Wolseley earnings beat analysts’ estimates
Distribution company disposed of less-profitable units and US sales rose
Wolseley has scaled back unprofitable French businesses to shift focus to the recovering US construction market, which now accounts for more than half of revenue and earnings. Photo: Bloomberg.
Wolseley, the world’s biggest distributor of plumbing and heating products, reported full-year earnings that beat analysts’ estimates after the company disposed of less-profitable units and US sales rose.
So-called trading profit in the 12 months through July climbed to £725 million (€867 million) from £665 million a year earlier, the Switzerland-based company said in a statement today.
Analysts had predicted earnings of £704 million, according to the average of 20 estimates compiled by the company.
Wolseley today proposed a special dividend payout of £300 million.
“The highlight of these results was another strong performance across our US business where we achieved good revenue growth,” chief executive officer Ian Meakins said.

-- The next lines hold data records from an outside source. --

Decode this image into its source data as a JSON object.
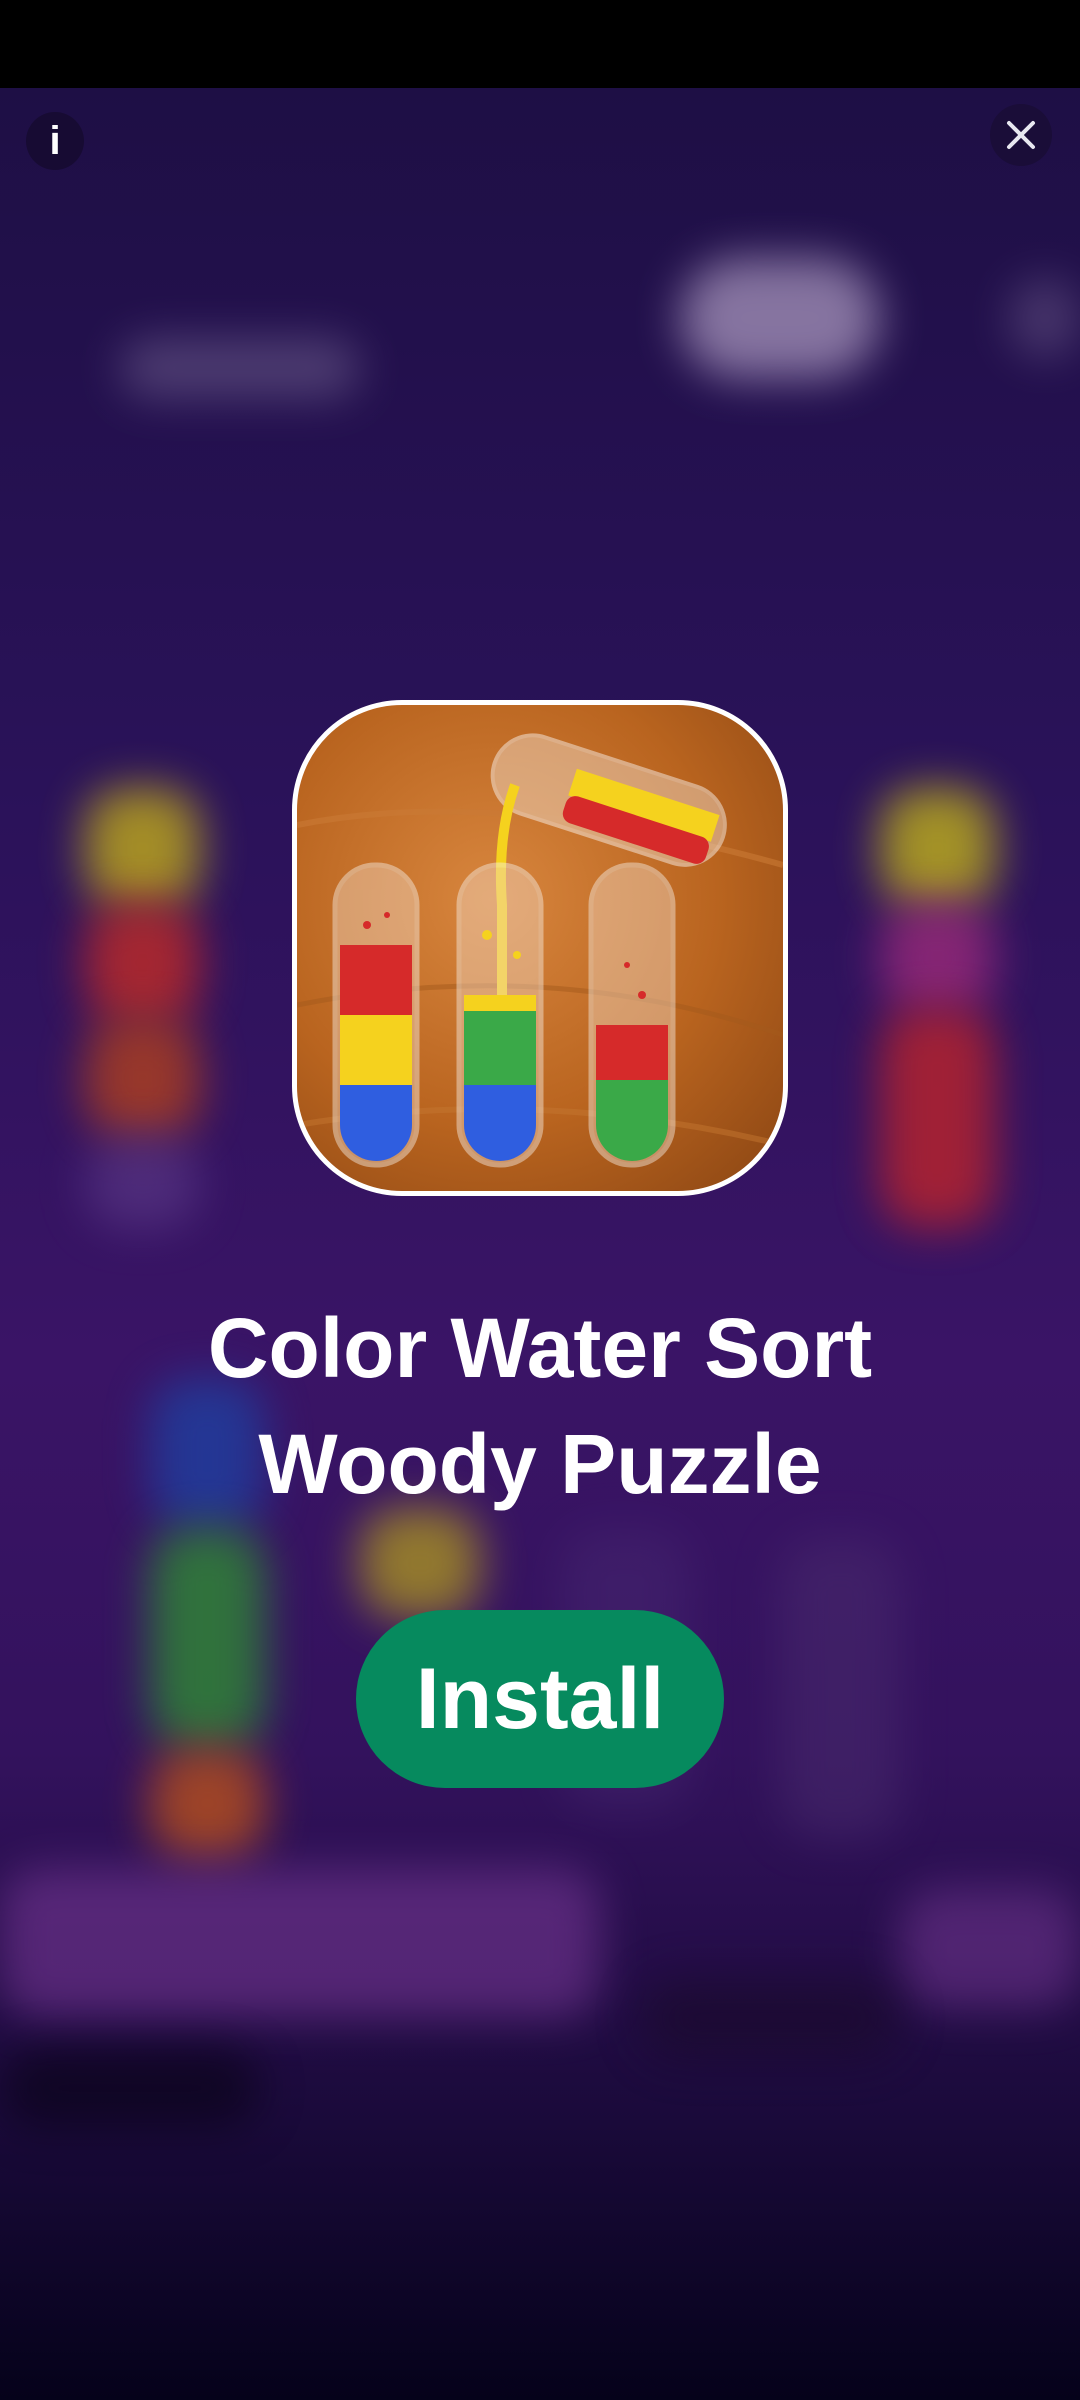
{
  "ad": {
    "info_label": "i",
    "close_icon": "close-icon",
    "app_icon": "color-water-sort-app-icon",
    "title_line1": "Color Water Sort",
    "title_line2": "Woody Puzzle",
    "install_label": "Install"
  },
  "colors": {
    "background_top": "#1e0f45",
    "background_mid": "#3a1466",
    "install_button": "#068a5e",
    "icon_wood": "#b9641f",
    "liquid_red": "#d62a2a",
    "liquid_yellow": "#f5d21e",
    "liquid_blue": "#2f5ee0",
    "liquid_green": "#3aa948"
  }
}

“We continued to face substantial headwinds in Europe and took decisive action to protect profitability with significant headcount reductions in the year.” Wolseley’s share price has gained 10 per cent this year after the company streamlined operations.
Wolseley, which employs about 40,000 people, has scaled back unprofitable French businesses to shift focus to the recovering US construction market, which now accounts for more than half of revenue and earnings.
The wholesale distributor defines trading profit as earnings before exceptional items, amortization and impairment of acquired intangibles and non-recurring tax credits.
Full-year net income rose to £305 million from £57 million. Revenue declined 2 per cent to £13.2 billion.
Net debt as of July 31 was £411 million compared with £45 million in net cash a year earlier.
The year-earlier payout was 60 pence, while shareholders also received a special dividend of 124 pence.
“Our markets in the US continue to grow steadily and the UK market growth is encouraging,” the company said.
“However, economic conditions in Continental Europe are very challenging and we expect them to remain so for the foreseeable future.”